Important Information

  • This presentation is issued by DEXUS Funds Management Limited (DXFM) in its capacity as responsible entity of DEXUS Property Group (ASX:DXS). It is not an offer of securities for subscription or sale and is not financial product advice.

  • Information in this presentation including, without limitation, any forward looking statements or opinions (the Information) may be subject to change without notice. To the extent permitted by law, DXFM, DEXUS Property Group and their officers, employees and advisers do not make any representation or warranty, express or implied, as to the currency, accuracy, reliability or completeness of the Information and disclaim all responsibility and liability for it (including, without limitation, liability for negligence). Actual results may differ materially from those predicted or implied by any forward looking statements for a range of reasons outside the control of the relevant parties.

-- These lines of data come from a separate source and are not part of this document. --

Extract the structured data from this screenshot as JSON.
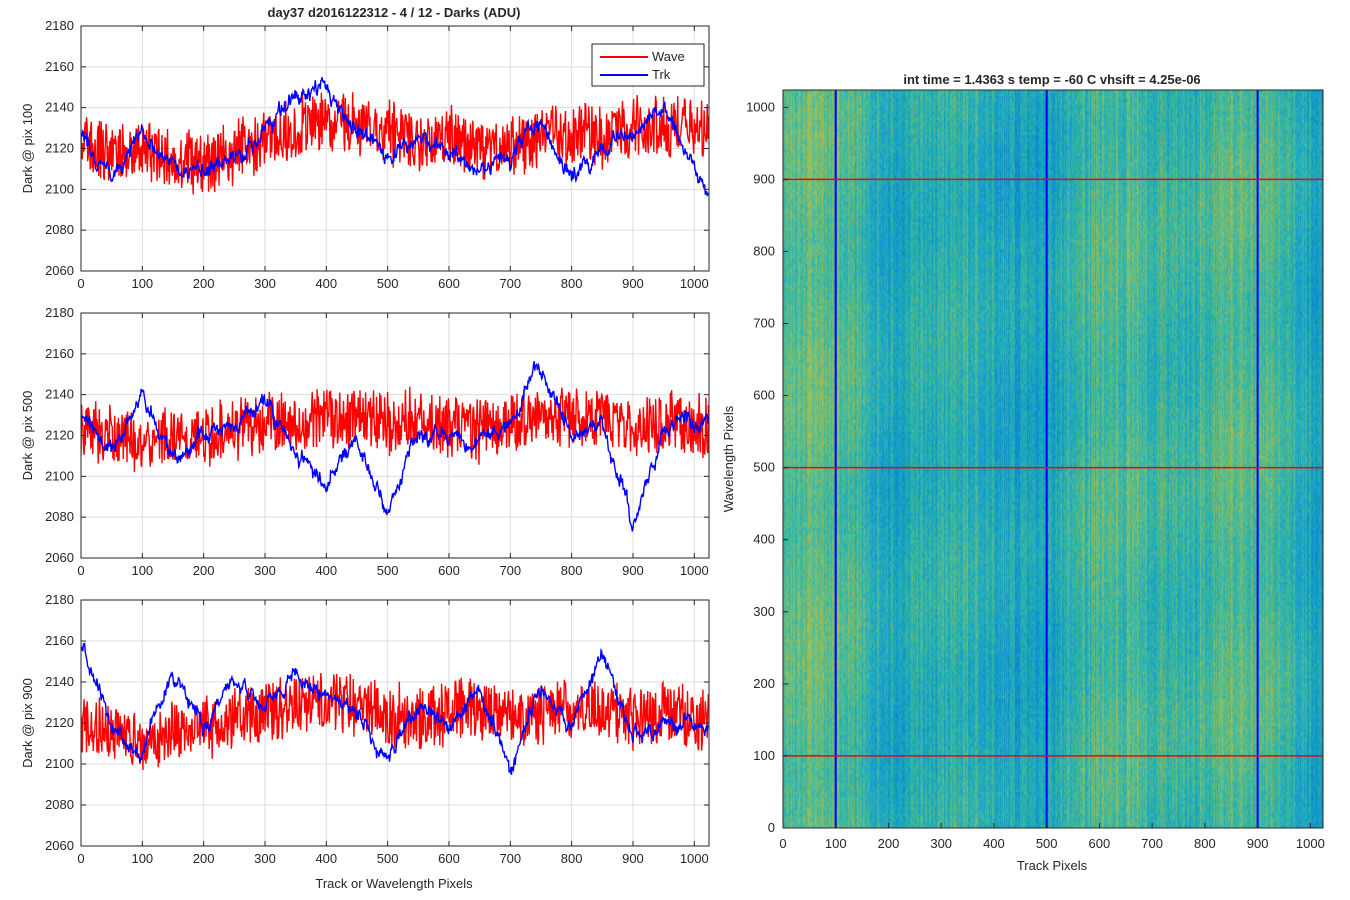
{
  "figure": {
    "title": "day37 d2016122312 - 4 / 12 - Darks (ADU)",
    "xlabel": "Track or Wavelength Pixels"
  },
  "image_panel": {
    "title": "int time = 1.4363 s    temp = -60 C    vhsift = 4.25e-06",
    "xlabel": "Track Pixels",
    "ylabel": "Wavelength Pixels",
    "xlim": [
      0,
      1024
    ],
    "ylim": [
      0,
      1024
    ],
    "xticks": [
      "0",
      "100",
      "200",
      "300",
      "400",
      "500",
      "600",
      "700",
      "800",
      "900",
      "1000"
    ],
    "yticks": [
      "0",
      "100",
      "200",
      "300",
      "400",
      "500",
      "600",
      "700",
      "800",
      "900",
      "1000"
    ],
    "marker_columns": [
      100,
      500,
      900
    ],
    "marker_rows": [
      100,
      500,
      900
    ],
    "column_marker_color": "#0000ff",
    "row_marker_color": "#ff0000",
    "colormap": "parula"
  },
  "legend": {
    "placement": "top-right",
    "items": [
      {
        "label": "Wave",
        "color": "#ff0000"
      },
      {
        "label": "Trk",
        "color": "#0000ff"
      }
    ]
  },
  "chart_data": [
    {
      "type": "line",
      "ylabel": "Dark @ pix 100",
      "xlim": [
        0,
        1024
      ],
      "ylim": [
        2060,
        2180
      ],
      "xticks": [
        "0",
        "100",
        "200",
        "300",
        "400",
        "500",
        "600",
        "700",
        "800",
        "900",
        "1000"
      ],
      "yticks": [
        "2060",
        "2080",
        "2100",
        "2120",
        "2140",
        "2160",
        "2180"
      ],
      "grid": true,
      "series": [
        {
          "name": "Wave",
          "color": "#ff0000",
          "x": [
            0,
            50,
            100,
            150,
            200,
            250,
            300,
            350,
            400,
            450,
            500,
            550,
            600,
            650,
            700,
            750,
            800,
            850,
            900,
            950,
            1024
          ],
          "y": [
            2122,
            2118,
            2120,
            2115,
            2112,
            2118,
            2125,
            2130,
            2135,
            2132,
            2128,
            2122,
            2125,
            2120,
            2122,
            2125,
            2127,
            2126,
            2130,
            2132,
            2130
          ]
        },
        {
          "name": "Trk",
          "color": "#0000ff",
          "x": [
            0,
            50,
            100,
            150,
            200,
            250,
            300,
            350,
            400,
            450,
            500,
            550,
            600,
            650,
            700,
            750,
            800,
            850,
            900,
            950,
            1024
          ],
          "y": [
            2125,
            2108,
            2130,
            2112,
            2108,
            2115,
            2128,
            2145,
            2148,
            2130,
            2112,
            2125,
            2120,
            2110,
            2115,
            2132,
            2105,
            2120,
            2128,
            2140,
            2100
          ]
        }
      ]
    },
    {
      "type": "line",
      "ylabel": "Dark @ pix 500",
      "xlim": [
        0,
        1024
      ],
      "ylim": [
        2060,
        2180
      ],
      "xticks": [
        "0",
        "100",
        "200",
        "300",
        "400",
        "500",
        "600",
        "700",
        "800",
        "900",
        "1000"
      ],
      "yticks": [
        "2060",
        "2080",
        "2100",
        "2120",
        "2140",
        "2160",
        "2180"
      ],
      "grid": true,
      "series": [
        {
          "name": "Wave",
          "color": "#ff0000",
          "x": [
            0,
            50,
            100,
            150,
            200,
            250,
            300,
            350,
            400,
            450,
            500,
            550,
            600,
            650,
            700,
            750,
            800,
            850,
            900,
            950,
            1024
          ],
          "y": [
            2122,
            2120,
            2118,
            2118,
            2120,
            2122,
            2128,
            2125,
            2130,
            2128,
            2126,
            2128,
            2125,
            2122,
            2125,
            2130,
            2128,
            2128,
            2124,
            2126,
            2125
          ]
        },
        {
          "name": "Trk",
          "color": "#0000ff",
          "x": [
            0,
            50,
            100,
            150,
            200,
            250,
            300,
            350,
            400,
            450,
            500,
            550,
            600,
            650,
            700,
            750,
            800,
            850,
            900,
            950,
            1024
          ],
          "y": [
            2130,
            2112,
            2140,
            2108,
            2120,
            2125,
            2135,
            2112,
            2095,
            2120,
            2080,
            2125,
            2120,
            2115,
            2125,
            2155,
            2120,
            2125,
            2080,
            2122,
            2130
          ]
        }
      ]
    },
    {
      "type": "line",
      "ylabel": "Dark @ pix 900",
      "xlim": [
        0,
        1024
      ],
      "ylim": [
        2060,
        2180
      ],
      "xticks": [
        "0",
        "100",
        "200",
        "300",
        "400",
        "500",
        "600",
        "700",
        "800",
        "900",
        "1000"
      ],
      "yticks": [
        "2060",
        "2080",
        "2100",
        "2120",
        "2140",
        "2160",
        "2180"
      ],
      "grid": true,
      "series": [
        {
          "name": "Wave",
          "color": "#ff0000",
          "x": [
            0,
            50,
            100,
            150,
            200,
            250,
            300,
            350,
            400,
            450,
            500,
            550,
            600,
            650,
            700,
            750,
            800,
            850,
            900,
            950,
            1024
          ],
          "y": [
            2118,
            2115,
            2112,
            2115,
            2118,
            2122,
            2125,
            2128,
            2130,
            2128,
            2125,
            2122,
            2125,
            2128,
            2122,
            2125,
            2128,
            2126,
            2122,
            2125,
            2120
          ]
        },
        {
          "name": "Trk",
          "color": "#0000ff",
          "x": [
            0,
            50,
            100,
            150,
            200,
            250,
            300,
            350,
            400,
            450,
            500,
            550,
            600,
            650,
            700,
            750,
            800,
            850,
            900,
            950,
            1024
          ],
          "y": [
            2158,
            2118,
            2102,
            2145,
            2118,
            2140,
            2128,
            2145,
            2132,
            2125,
            2102,
            2130,
            2118,
            2138,
            2095,
            2135,
            2118,
            2155,
            2115,
            2118,
            2118
          ]
        }
      ]
    }
  ]
}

  • The information contained in this presentation should not be considered to be comprehensive or to comprise all the information which a DEXUS Property Group security holder or potential investor may require in order to determine whether to deal in DEXUS Property Group stapled securities. This presentation does not take into account the financial situation, investment objectives and particular needs of any particular person.

  • The repayment and performance of an investment in DEXUS Property Group is not guaranteed by DXFM, any of its related bodies corporate or any other person or organisation.

  • This investment is subject to investment risk, including possible delays in repayment and loss of income and principal invested.